Questo abbassarsi della Sapienza di Dio dalla grandezza del cielo per abitare in una tenda in mezzo agli uomini, questo adeguarsi della Parola eterna alla parola finita nostra, mi aiuta a verificare la mia piccola sapienza, se davvero è tale e non presuntuosa, la mia saggezza che è quella luce che mi è data per vivere bene la mia esistenza e stare accanto agli altri; mi aiuta ad essere semplice  e limpido nella mie parole senza cercare di fare colpo, adulare o far proseliti alle mie idee.

A volte tra noi usiamo parole distanti dai problemi della gente o parole distanti che si rifugiano nel passato, non parole umili e disinteressate; insomma discorsi alti che vogliono essere convincenti, e rifuggiamo dall’essere semplici e in seconda fila. Una parola “bassa”, umana, come quella che è diventata la Parola “alta”, eterna di Dio, a portata nostra.

Ognuno di noi fa uso di parole ogni giorno. Vigiliamo su di esse e sul nostro tono – e io chiedo aiuto a voi per quel che mi riguarda, deputato come sono a parlarvi spesso in pubblico e in privato - che può essere suadente e ingannevole, avido per accalappiare altri, o superbo, arrogante o scontroso e finisce per allontanarli. Oppure quante volte le nostre parole sono spente, senza affetto, senza passione, senza sentimento, parlano ma non accendono emozioni.

La Sapienza o la Misericordia che viene a noi in volto di uomo, in carne umana, in un linguaggio quotidiano, feriale, ci aiuti ad essere piccoli e veri nel nostro manifestarci.per rimanere nell’armonia, nella serenità, nella verità del Natale.










OMELIA

 
1° GENNAIO 2016

Un bambino ci è stato dato, il suo nome è principe di pace. Così nella notte di Natale le parole del profeta Isaia. E oggi i pastori risvegliati a questo avvenimento mentre facevano la guardia al loro gregge vanno, lo incontrano, e contemplano quell’umile segno: “Maria, Giuseppe e il bambino, adagiato nella mangiatoia”.

La pace data al mondo in un bambino: è un immagine, anzi un seme un po’ inconsueto, ma è significativo. Come nella semente è contenuta tutta la vitalità, la ricchezza, della pianta e dei suoi innumerevoli frutti, così anche in quel bambino Gesù vi è tutta la pace che Dio vuol dare all’umanità, tutta la ricchezza di benedizioni per questo mondo. Ma, sempre come semente, tale dono è affidato agli uomini e alle donne della terra perché sia custodito, coltivato, fatto crescere.

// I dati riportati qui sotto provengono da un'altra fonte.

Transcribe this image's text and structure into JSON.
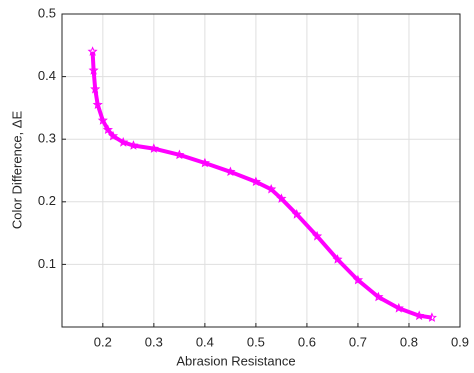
{
  "chart_data": {
    "type": "scatter",
    "x_label": "Abrasion Resistance",
    "y_label": "Color Difference, ΔE",
    "xlim": [
      0.12,
      0.9
    ],
    "ylim": [
      0,
      0.5
    ],
    "xticks": [
      0.2,
      0.3,
      0.4,
      0.5,
      0.6,
      0.7,
      0.8,
      0.9
    ],
    "yticks": [
      0.1,
      0.2,
      0.3,
      0.4,
      0.5
    ],
    "grid": true,
    "series": [
      {
        "color": "#ff00ff",
        "marker": "star",
        "x": [
          0.18,
          0.182,
          0.185,
          0.19,
          0.2,
          0.21,
          0.22,
          0.24,
          0.26,
          0.3,
          0.35,
          0.4,
          0.45,
          0.5,
          0.53,
          0.55,
          0.58,
          0.62,
          0.66,
          0.7,
          0.74,
          0.78,
          0.82,
          0.845
        ],
        "values": [
          0.44,
          0.41,
          0.38,
          0.355,
          0.33,
          0.315,
          0.305,
          0.295,
          0.29,
          0.285,
          0.275,
          0.262,
          0.248,
          0.232,
          0.22,
          0.205,
          0.18,
          0.145,
          0.108,
          0.075,
          0.048,
          0.03,
          0.018,
          0.015
        ]
      }
    ]
  }
}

La nostra pace è Gesù, lo conferma anche il nome che gli viene messo otto giorni dopo e che significa “Dio salva” e così sarà se lo accogliamo, lo invochiamo, lo ascoltiamo nella sua vita e nella sua parola.

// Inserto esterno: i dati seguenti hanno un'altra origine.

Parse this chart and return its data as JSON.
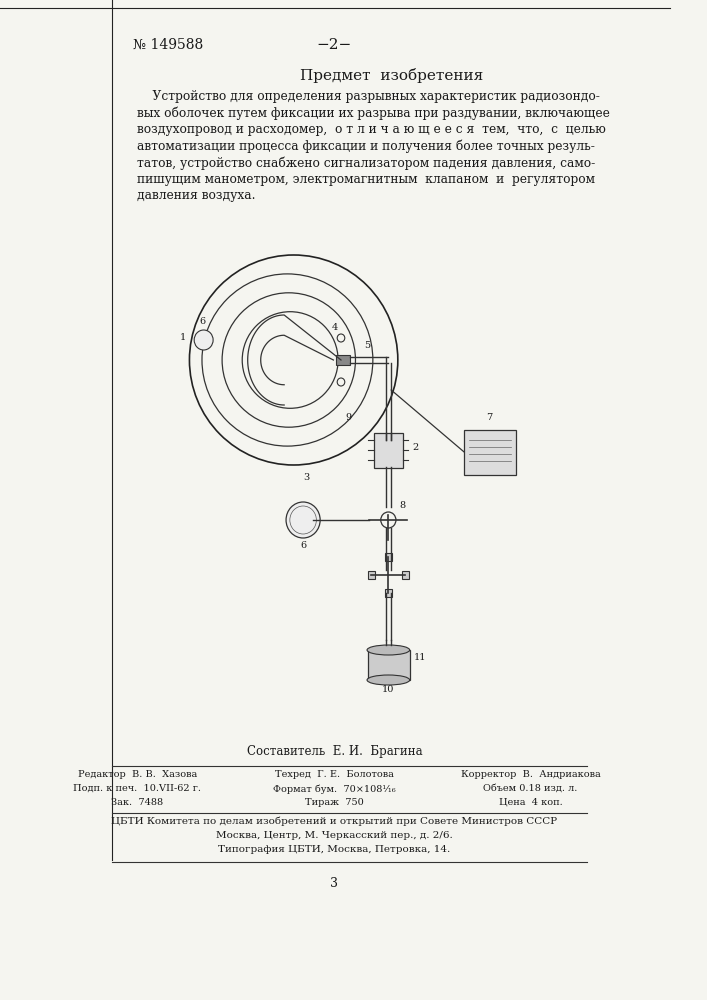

Perché Dio non è indifferente! A Dio importa dell’umanità, Dio non l’abbandona!  Dio è Misericordia , ha cuore per il nostro mondo, e ha mandato suo Figlio affinché abbia salvezza da tutto ciò che impedisce la vita, la felicità, la pace di tutti i suoi figli. Pure Maria, con Giuseppe accanto, è testimone di questa volontà di Dio, che l’ha coinvolta anche se non la comprende ancora appieno.

Gesù, volto del Padre misericordioso, ci è stato dato per aiutarci a vincere l’indifferenza che, scrive papa Francesco nel  suo messaggio per la giornata mondiale per la pace, umilia chi è nella prova, ci fa fare l’abitudine che rende distratti, ci fa freddi e insensibili alla sofferenza.

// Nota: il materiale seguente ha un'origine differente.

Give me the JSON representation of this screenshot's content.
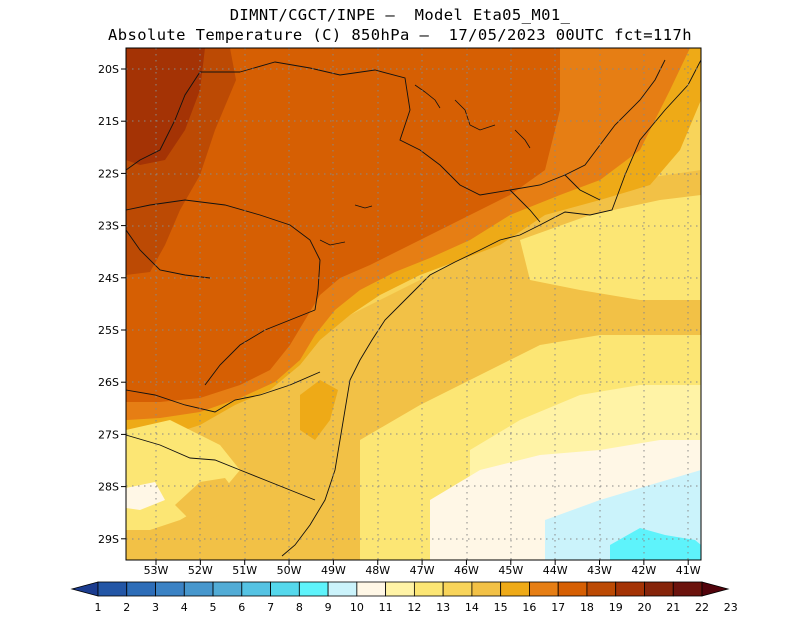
{
  "header": {
    "line1": "DIMNT/CGCT/INPE –  Model Eta05_M01_",
    "line2": "Absolute Temperature (C) 850hPa –  17/05/2023 00UTC fct=117h"
  },
  "map": {
    "lat_labels": [
      "20S",
      "21S",
      "22S",
      "23S",
      "24S",
      "25S",
      "26S",
      "27S",
      "28S",
      "29S"
    ],
    "lon_labels": [
      "53W",
      "52W",
      "51W",
      "50W",
      "49W",
      "48W",
      "47W",
      "46W",
      "45W",
      "44W",
      "43W",
      "42W",
      "41W"
    ]
  },
  "colorbar": {
    "labels": [
      "1",
      "2",
      "3",
      "4",
      "5",
      "6",
      "7",
      "8",
      "9",
      "10",
      "11",
      "12",
      "13",
      "14",
      "15",
      "16",
      "17",
      "18",
      "19",
      "20",
      "21",
      "22",
      "23"
    ],
    "colors": [
      "#1b3c8f",
      "#2356a6",
      "#2d6db8",
      "#3b82c4",
      "#4797cd",
      "#52acd6",
      "#55c3e3",
      "#55d8ec",
      "#5ef3fb",
      "#cbf3fb",
      "#fff7e6",
      "#fff3a6",
      "#fce674",
      "#f8d45a",
      "#f2c146",
      "#eeaa17",
      "#e67e14",
      "#d65f03",
      "#bc4a04",
      "#a43305",
      "#86240a",
      "#6c130d",
      "#52040c"
    ]
  }
}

La prima forma di indifferenza è quella verso Dio. Pensiamo di essere gli autori di noi stessi; noi ci facciamo da noi; ci sentiamo autosufficienti, ci sostituiamo a Dio, lo riteniamo ininfluente, inutile. Arriviamo a non avere più bisogno né di Lui né di nessuno.

Poi c’è l’indifferenza nei confronti del prossimo. Siamo bene informati tra radio e giornali,Tv, ma siamo così abituati che rischia di non farci più né caldo né freddo  tutto quello che vediamo o sentiamo o leggiamo. Diventiamo tiepidi, conosciamo vagamente i drammi che affliggono l’umanità ma non ci sentiamo coinvolti, non viviamo la compassione. E poi diciamo: non è colpa nostra, non possiamo farci niente.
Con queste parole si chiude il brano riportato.